What this leads me to consider is the idea of comparing Monte Carlo Tree Search (which has a built-in exploration/exploitation model) to genetic algorithms. (Again, I see wikipedia needs to be improved! ...) MCTS has revolutionized board-game AI, especially Go.
I first started considering MCTS for automatic programming in the fall, as a (possibly) pragmatic way of implementing incremental Levin search. The idea in that case would be for the system to retain probabilities from all problems it has ever solved, so that it would eventually build up good programming skills.
In this case, the idea is a bit different. The sampling of the search space would initially be quite random, gradually settling on better areas (but continuing to bias toward under-explored areas more than well-explored areas). This might get past the problems which genetic programming seems to have. It might also give up the advantages of local search, since it would more gradually settle on local areas rather than choosing random areas to search in a hill-climbing fashion. I'm not sure about that, though; the nature of the tree-search might include that behavior.
In any case, I intend to modify the code of that applet to try some ideas... but we'll see. (Followers of this blog will know that I intend to do a lot of things, but don't usually finish!)
Do most genetic programming systems have worse-than-exponential behavior, or is it simply a sign of bad tuning? The applet which I used for my experiment was certainly not intended for industrial use.
Has anyone applied MCTS to general optimization problems, and to automatic programming in particular? Has there been a direct comparison between genetic algorithms (or genetic programming) and MCTS? (MCTS was originally a planning algorithm for markov decision problems.) A little searching suggests the answer is "no".

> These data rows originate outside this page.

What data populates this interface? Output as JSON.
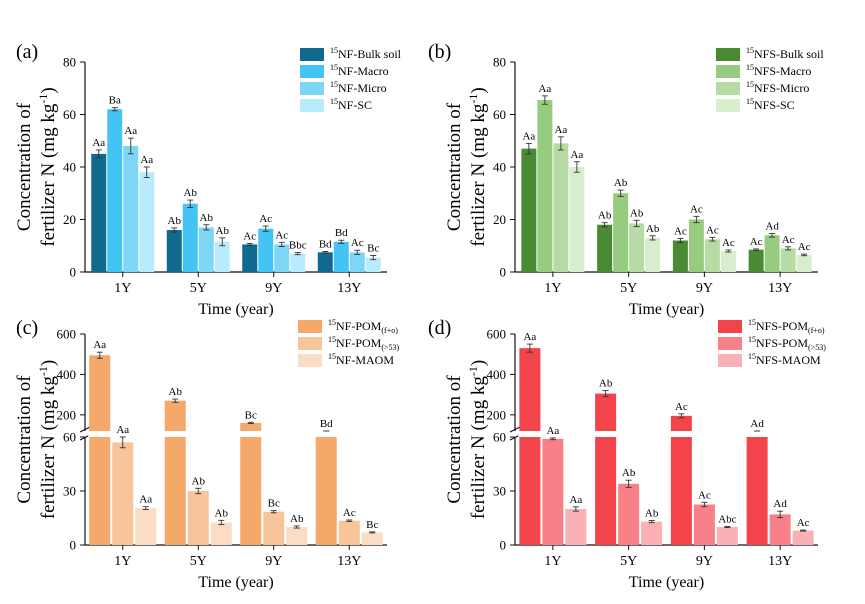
{
  "chart_data": [
    {
      "type": "bar",
      "panel": "(a)",
      "xlabel": "Time (year)",
      "ylabel": [
        "Concentration of",
        "fertilizer N (mg kg",
        "-1",
        ")"
      ],
      "ylim": [
        0,
        80
      ],
      "yticks": [
        0,
        20,
        40,
        60,
        80
      ],
      "categories": [
        "1Y",
        "5Y",
        "9Y",
        "13Y"
      ],
      "legend_position": "top-right",
      "series": [
        {
          "name": {
            "sup": "15",
            "base": "NF-Bulk soil",
            "sub": ""
          },
          "color": "#0f6a8e",
          "values": [
            45,
            16,
            10.5,
            7.5
          ],
          "errors": [
            1.5,
            0.8,
            0.4,
            0.3
          ],
          "letters": [
            "Aa",
            "Ab",
            "Ac",
            "Bd"
          ]
        },
        {
          "name": {
            "sup": "15",
            "base": "NF-Macro",
            "sub": ""
          },
          "color": "#44c4f4",
          "values": [
            62,
            26,
            16.5,
            11.5
          ],
          "errors": [
            0.6,
            1.4,
            1.0,
            0.6
          ],
          "letters": [
            "Ba",
            "Ab",
            "Ac",
            "Bd"
          ]
        },
        {
          "name": {
            "sup": "15",
            "base": "NF-Micro",
            "sub": ""
          },
          "color": "#7ed6f7",
          "values": [
            48,
            17,
            10.5,
            7.5
          ],
          "errors": [
            3.0,
            1.0,
            0.8,
            0.8
          ],
          "letters": [
            "Aa",
            "Ab",
            "Ac",
            "Ac"
          ]
        },
        {
          "name": {
            "sup": "15",
            "base": "NF-SC",
            "sub": ""
          },
          "color": "#b8ebfb",
          "values": [
            38,
            11.5,
            7,
            5.5
          ],
          "errors": [
            2.0,
            1.5,
            0.4,
            0.8
          ],
          "letters": [
            "Aa",
            "Ab",
            "Bbc",
            "Bc"
          ]
        }
      ]
    },
    {
      "type": "bar",
      "panel": "(b)",
      "xlabel": "Time (year)",
      "ylabel": [
        "Concentration of",
        "fertilizer N (mg kg",
        "-1",
        ")"
      ],
      "ylim": [
        0,
        80
      ],
      "yticks": [
        0,
        20,
        40,
        60,
        80
      ],
      "categories": [
        "1Y",
        "5Y",
        "9Y",
        "13Y"
      ],
      "legend_position": "top-right",
      "series": [
        {
          "name": {
            "sup": "15",
            "base": "NFS-Bulk soil",
            "sub": ""
          },
          "color": "#4a8a34",
          "values": [
            47,
            18,
            12,
            8.5
          ],
          "errors": [
            2.0,
            0.8,
            0.8,
            0.3
          ],
          "letters": [
            "Aa",
            "Ab",
            "Ac",
            "Ac"
          ]
        },
        {
          "name": {
            "sup": "15",
            "base": "NFS-Macro",
            "sub": ""
          },
          "color": "#97cc80",
          "values": [
            65.5,
            30,
            20,
            14
          ],
          "errors": [
            1.6,
            1.2,
            1.2,
            0.7
          ],
          "letters": [
            "Aa",
            "Ab",
            "Ac",
            "Ad"
          ]
        },
        {
          "name": {
            "sup": "15",
            "base": "NFS-Micro",
            "sub": ""
          },
          "color": "#b6dba5",
          "values": [
            49,
            18.5,
            12.5,
            9
          ],
          "errors": [
            2.5,
            1.2,
            0.7,
            0.6
          ],
          "letters": [
            "Aa",
            "Ab",
            "Ac",
            "Ac"
          ]
        },
        {
          "name": {
            "sup": "15",
            "base": "NFS-SC",
            "sub": ""
          },
          "color": "#d8edcc",
          "values": [
            40,
            13,
            8,
            6.5
          ],
          "errors": [
            2.0,
            0.8,
            0.4,
            0.3
          ],
          "letters": [
            "Aa",
            "Ab",
            "Ac",
            "Ac"
          ]
        }
      ]
    },
    {
      "type": "bar",
      "panel": "(c)",
      "xlabel": "Time (year)",
      "ylabel": [
        "Concentration of",
        "fertilizer N (mg kg",
        "-1",
        ")"
      ],
      "axis_break": [
        60,
        120
      ],
      "ylim_lower": [
        0,
        60
      ],
      "ylim_upper": [
        120,
        600
      ],
      "yticks": [
        0,
        30,
        60,
        200,
        400,
        600
      ],
      "categories": [
        "1Y",
        "5Y",
        "9Y",
        "13Y"
      ],
      "legend_position": "top-right",
      "series": [
        {
          "name": {
            "sup": "15",
            "base": "NF-POM",
            "sub": "(f+o)"
          },
          "color": "#f4a86a",
          "values": [
            495,
            270,
            160,
            88
          ],
          "errors": [
            15,
            8,
            3,
            3
          ],
          "letters": [
            "Aa",
            "Ab",
            "Bc",
            "Bd"
          ]
        },
        {
          "name": {
            "sup": "15",
            "base": "NF-POM",
            "sub": "(>53)"
          },
          "color": "#f8c49a",
          "values": [
            57,
            30,
            18.5,
            13.5
          ],
          "errors": [
            3.0,
            1.5,
            0.6,
            0.4
          ],
          "letters": [
            "Aa",
            "Ab",
            "Bc",
            "Ac"
          ]
        },
        {
          "name": {
            "sup": "15",
            "base": "NF-MAOM",
            "sub": ""
          },
          "color": "#fbdcc4",
          "values": [
            20.5,
            12.5,
            10,
            7
          ],
          "errors": [
            0.8,
            1.2,
            0.6,
            0.3
          ],
          "letters": [
            "Aa",
            "Ab",
            "Ab",
            "Bc"
          ]
        }
      ]
    },
    {
      "type": "bar",
      "panel": "(d)",
      "xlabel": "Time (year)",
      "ylabel": [
        "Concentration of",
        "fertilizer N (mg kg",
        "-1",
        ")"
      ],
      "axis_break": [
        60,
        120
      ],
      "ylim_lower": [
        0,
        60
      ],
      "ylim_upper": [
        120,
        600
      ],
      "yticks": [
        0,
        30,
        60,
        200,
        400,
        600
      ],
      "categories": [
        "1Y",
        "5Y",
        "9Y",
        "13Y"
      ],
      "legend_position": "top-right",
      "series": [
        {
          "name": {
            "sup": "15",
            "base": "NFS-POM",
            "sub": "(f+o)"
          },
          "color": "#f2444a",
          "values": [
            530,
            305,
            195,
            113
          ],
          "errors": [
            20,
            15,
            10,
            5
          ],
          "letters": [
            "Aa",
            "Ab",
            "Ac",
            "Ad"
          ]
        },
        {
          "name": {
            "sup": "15",
            "base": "NFS-POM",
            "sub": "(>53)"
          },
          "color": "#f88088",
          "values": [
            59,
            34,
            22.5,
            17
          ],
          "errors": [
            0.5,
            2.0,
            1.2,
            1.8
          ],
          "letters": [
            "Aa",
            "Ab",
            "Ac",
            "Ad"
          ]
        },
        {
          "name": {
            "sup": "15",
            "base": "NFS-MAOM",
            "sub": ""
          },
          "color": "#fbb0b6",
          "values": [
            20,
            13,
            10,
            8
          ],
          "errors": [
            1.2,
            0.6,
            0.3,
            0.3
          ],
          "letters": [
            "Aa",
            "Ab",
            "Abc",
            "Ac"
          ]
        }
      ]
    }
  ]
}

* Bonus points if you know how to prove that. It's also interesting to point out that a more systematic brute-force approach, where we try all the possibilities in order rather than choosing randomly, gives us an expected run-time of about n/2, since we have a max time of n and an equal chance of finding the solution at each point. However, this is usually considered less important than other aspects of the search (since it only gains us a factor of 2).

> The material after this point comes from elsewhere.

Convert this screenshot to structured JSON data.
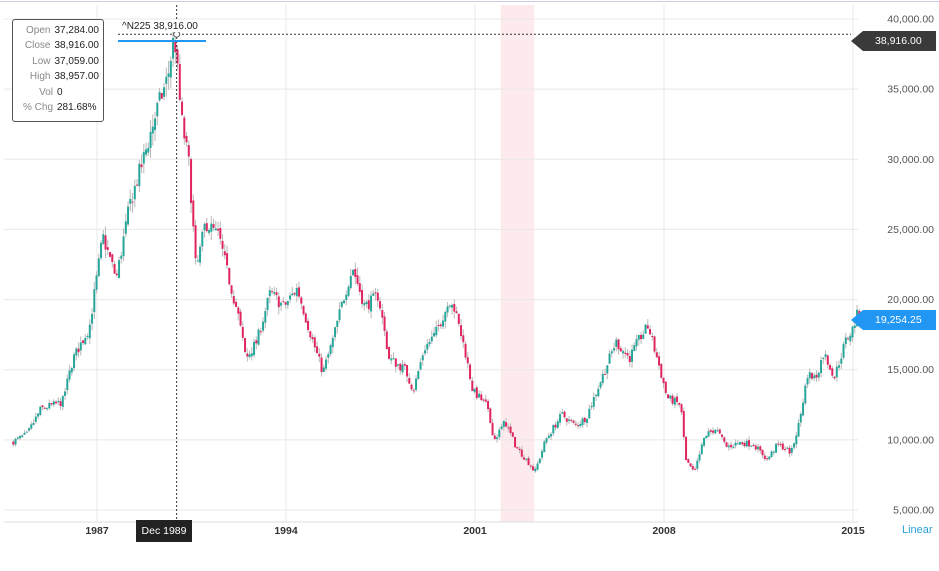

** In the appendix of his article, Linus suggests that an exponential distribution is the best we can hope for; because of the highly parallelizable nature of this kind of search, we simply cannot expect anything better. This is not strictly true; see previous comment. However, interpreted more broadly, we can understand it as a point about the shape of hard search spaces. Suppose that we could count on some regularity at each level of detail, from global to mid-range to local. Then the search would take something like log(n) time, since we could prioritize half the search space, then half of that, then half of that, and so on. This is what we expect if there are several sub-problems which can be optimized independently. In a highly coupled problem, we can't rely on this.